Bush would no doubt have preferred to dismiss the report flatly, perhaps even contemptuously. He came to Washington six years ago with a strong desire to thumb his nose at the mandarins of the Washington establishment. And the ISG is a perfect embodiment of that establishment both in who's on it and the type of advice it's offering. But given his political weakness and the unpopularity of the war in Iraq, Bush doesn't have the option of snubbing the ISG.

Still, the private scorn among Bush aides for the ISG was hard to disguise. One administration official said a line in Eliot Cohen's

analysis of the ISG report in the Wall Street Journal captured his view. "A fatuous process yields, necessarily, fatuous results," wrote Cohen, a military expert at Johns Hopkins University's School of Advanced International Studies.

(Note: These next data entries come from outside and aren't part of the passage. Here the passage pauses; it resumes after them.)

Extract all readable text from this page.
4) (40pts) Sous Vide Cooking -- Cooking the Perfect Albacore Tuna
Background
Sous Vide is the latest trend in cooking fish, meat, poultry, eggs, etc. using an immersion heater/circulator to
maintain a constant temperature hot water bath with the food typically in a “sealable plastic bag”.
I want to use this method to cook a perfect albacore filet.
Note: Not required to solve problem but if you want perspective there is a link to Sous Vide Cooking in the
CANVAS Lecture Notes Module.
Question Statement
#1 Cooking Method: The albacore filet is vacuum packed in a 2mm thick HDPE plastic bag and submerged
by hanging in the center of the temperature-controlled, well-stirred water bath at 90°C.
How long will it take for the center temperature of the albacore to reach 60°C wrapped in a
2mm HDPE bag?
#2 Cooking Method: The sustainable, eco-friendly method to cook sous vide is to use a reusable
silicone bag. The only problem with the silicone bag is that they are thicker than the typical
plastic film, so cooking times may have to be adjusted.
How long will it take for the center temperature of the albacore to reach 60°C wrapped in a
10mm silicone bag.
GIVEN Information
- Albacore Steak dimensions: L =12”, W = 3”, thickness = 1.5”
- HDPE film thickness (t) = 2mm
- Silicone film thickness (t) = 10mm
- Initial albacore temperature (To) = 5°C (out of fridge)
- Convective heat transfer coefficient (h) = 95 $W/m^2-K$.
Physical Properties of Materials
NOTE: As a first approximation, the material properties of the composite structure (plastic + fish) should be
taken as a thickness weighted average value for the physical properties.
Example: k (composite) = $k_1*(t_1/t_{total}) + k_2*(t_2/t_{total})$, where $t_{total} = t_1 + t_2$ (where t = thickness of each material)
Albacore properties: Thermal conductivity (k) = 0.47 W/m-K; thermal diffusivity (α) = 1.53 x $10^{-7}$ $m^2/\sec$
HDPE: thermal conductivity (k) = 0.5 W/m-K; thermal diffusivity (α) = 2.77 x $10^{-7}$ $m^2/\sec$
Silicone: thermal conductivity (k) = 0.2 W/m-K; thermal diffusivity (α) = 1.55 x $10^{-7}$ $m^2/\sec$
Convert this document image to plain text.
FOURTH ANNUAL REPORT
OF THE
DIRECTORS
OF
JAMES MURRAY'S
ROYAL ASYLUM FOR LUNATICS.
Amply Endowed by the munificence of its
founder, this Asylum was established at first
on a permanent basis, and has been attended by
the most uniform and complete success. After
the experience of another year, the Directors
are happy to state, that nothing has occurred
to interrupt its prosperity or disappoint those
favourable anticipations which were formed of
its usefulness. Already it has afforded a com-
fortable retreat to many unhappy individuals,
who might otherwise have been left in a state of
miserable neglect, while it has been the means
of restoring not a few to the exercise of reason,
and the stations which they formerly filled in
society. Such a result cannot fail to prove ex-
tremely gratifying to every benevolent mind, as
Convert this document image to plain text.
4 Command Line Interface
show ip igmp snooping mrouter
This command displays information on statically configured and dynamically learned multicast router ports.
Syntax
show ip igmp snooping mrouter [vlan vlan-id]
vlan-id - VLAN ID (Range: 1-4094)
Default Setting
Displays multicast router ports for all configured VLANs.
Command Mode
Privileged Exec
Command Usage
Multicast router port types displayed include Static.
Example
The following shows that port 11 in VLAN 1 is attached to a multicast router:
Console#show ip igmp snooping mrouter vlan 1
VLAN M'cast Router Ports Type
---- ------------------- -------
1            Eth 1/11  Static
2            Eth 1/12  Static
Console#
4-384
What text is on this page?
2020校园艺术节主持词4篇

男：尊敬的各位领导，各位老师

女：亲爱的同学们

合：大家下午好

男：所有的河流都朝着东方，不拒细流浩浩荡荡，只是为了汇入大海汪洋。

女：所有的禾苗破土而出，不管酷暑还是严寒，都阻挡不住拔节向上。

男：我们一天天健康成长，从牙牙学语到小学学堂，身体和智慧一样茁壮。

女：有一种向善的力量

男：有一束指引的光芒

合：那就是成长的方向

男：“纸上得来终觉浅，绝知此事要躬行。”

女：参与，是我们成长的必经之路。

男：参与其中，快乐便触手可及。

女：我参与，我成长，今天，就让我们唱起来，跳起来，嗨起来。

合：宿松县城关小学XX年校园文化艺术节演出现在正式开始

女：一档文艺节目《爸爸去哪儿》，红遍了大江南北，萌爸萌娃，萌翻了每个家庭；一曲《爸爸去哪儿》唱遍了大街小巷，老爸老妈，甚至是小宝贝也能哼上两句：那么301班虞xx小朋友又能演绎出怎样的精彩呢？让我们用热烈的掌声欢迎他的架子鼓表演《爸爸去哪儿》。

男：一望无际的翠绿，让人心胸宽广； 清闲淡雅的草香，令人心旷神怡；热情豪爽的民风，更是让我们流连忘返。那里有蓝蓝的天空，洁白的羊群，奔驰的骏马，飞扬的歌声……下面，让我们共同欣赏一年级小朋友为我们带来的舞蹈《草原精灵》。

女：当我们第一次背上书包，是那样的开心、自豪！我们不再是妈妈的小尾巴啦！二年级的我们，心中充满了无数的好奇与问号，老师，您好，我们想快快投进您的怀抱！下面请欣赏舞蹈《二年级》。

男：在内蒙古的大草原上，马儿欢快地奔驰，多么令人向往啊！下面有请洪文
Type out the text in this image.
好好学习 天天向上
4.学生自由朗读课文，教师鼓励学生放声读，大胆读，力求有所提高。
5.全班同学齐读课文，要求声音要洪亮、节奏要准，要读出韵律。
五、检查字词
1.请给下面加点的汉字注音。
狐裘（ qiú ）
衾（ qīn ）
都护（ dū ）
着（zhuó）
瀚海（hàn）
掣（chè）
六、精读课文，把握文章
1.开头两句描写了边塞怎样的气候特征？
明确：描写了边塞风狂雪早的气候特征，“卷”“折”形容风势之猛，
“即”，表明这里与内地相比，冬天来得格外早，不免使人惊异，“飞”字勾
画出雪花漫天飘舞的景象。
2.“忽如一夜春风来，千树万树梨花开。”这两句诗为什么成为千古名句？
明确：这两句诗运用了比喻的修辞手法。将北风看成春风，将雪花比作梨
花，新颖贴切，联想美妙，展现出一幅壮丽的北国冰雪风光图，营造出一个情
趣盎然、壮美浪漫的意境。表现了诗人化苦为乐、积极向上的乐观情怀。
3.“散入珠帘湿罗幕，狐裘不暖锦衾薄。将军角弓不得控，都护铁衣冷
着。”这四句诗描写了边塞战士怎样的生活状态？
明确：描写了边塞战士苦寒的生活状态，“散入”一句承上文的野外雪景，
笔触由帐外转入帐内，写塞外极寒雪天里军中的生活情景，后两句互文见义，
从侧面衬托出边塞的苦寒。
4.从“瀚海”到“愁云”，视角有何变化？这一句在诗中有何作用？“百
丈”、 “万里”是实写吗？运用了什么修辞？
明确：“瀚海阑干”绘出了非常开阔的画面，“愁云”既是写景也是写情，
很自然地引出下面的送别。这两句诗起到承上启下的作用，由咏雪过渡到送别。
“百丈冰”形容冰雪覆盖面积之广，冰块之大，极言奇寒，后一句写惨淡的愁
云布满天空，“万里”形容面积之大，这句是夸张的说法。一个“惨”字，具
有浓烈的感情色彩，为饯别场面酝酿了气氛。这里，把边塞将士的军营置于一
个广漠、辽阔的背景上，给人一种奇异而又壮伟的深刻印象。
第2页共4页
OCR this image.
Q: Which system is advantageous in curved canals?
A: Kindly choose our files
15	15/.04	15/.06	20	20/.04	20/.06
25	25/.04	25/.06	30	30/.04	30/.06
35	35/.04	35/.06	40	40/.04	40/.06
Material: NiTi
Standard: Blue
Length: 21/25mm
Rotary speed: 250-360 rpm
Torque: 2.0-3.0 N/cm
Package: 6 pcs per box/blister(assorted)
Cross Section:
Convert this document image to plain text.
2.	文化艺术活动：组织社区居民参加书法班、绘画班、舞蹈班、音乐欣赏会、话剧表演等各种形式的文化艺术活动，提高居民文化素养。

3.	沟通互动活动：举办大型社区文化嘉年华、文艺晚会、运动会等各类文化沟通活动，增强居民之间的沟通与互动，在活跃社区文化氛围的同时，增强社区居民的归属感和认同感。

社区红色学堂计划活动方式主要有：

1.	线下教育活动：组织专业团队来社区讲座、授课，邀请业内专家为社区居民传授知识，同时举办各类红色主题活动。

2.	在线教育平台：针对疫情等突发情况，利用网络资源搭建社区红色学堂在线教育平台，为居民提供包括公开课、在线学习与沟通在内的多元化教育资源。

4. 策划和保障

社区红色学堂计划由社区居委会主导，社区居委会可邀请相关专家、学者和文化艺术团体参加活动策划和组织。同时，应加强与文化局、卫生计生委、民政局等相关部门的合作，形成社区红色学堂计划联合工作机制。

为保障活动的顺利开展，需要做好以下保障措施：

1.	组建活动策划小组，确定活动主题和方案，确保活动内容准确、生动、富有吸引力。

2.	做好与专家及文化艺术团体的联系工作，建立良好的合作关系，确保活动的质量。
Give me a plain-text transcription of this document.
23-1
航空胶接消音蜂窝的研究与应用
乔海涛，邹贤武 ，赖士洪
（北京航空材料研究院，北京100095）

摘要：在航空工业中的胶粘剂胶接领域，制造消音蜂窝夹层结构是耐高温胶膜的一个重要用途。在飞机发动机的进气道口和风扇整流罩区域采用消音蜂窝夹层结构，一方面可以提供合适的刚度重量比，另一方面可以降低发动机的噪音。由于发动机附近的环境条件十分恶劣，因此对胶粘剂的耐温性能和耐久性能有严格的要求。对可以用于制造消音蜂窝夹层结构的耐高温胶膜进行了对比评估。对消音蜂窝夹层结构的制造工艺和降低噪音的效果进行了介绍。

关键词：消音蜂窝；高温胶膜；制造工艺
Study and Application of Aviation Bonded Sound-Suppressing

Fatuous or not, the ISG's recommendations were typical of Washington's elite class of former officials. The ISG's ten members showed a utopian faith in diplomacy and negotiations, plus a fondness for regional conferences, especially dealing with the Middle East. They suggested, subtly but surely, that the Israeli-Palestinian problem is somehow relevant to fixing what's wrong in Iraq and should be dealt with as one of the first orders of business. And, as Washington elites always do, they favored bipartisanship and a consensus approach. In fact, ISG members were downright self-congratulatory in talking about how well they got along with each other, in contrast to the partisanship that otherwise prevails in Washington.

The conceit of the panel was that Washington's wise men would bail out an unsophisticated president from the consequences of his reckless intervention in Iraq that many of them, Baker included, opposed from the start. A further conceit was that a collection of old Washington hands, regardless of their specific qualifications, invariably knows better.

In a sense, the ISG report was payback. The group embraced the conventional wisdom in Washington that Bush has so often rebelled against. The emphasis of his foreign and national security policy on spreading democracy clashed with the establishment's yearning for stability. Thus it's not surprising the ISG report never cites "democracy" as a goal. But "stability" or a "stable" Iraq as an objective is cited more than 30 times.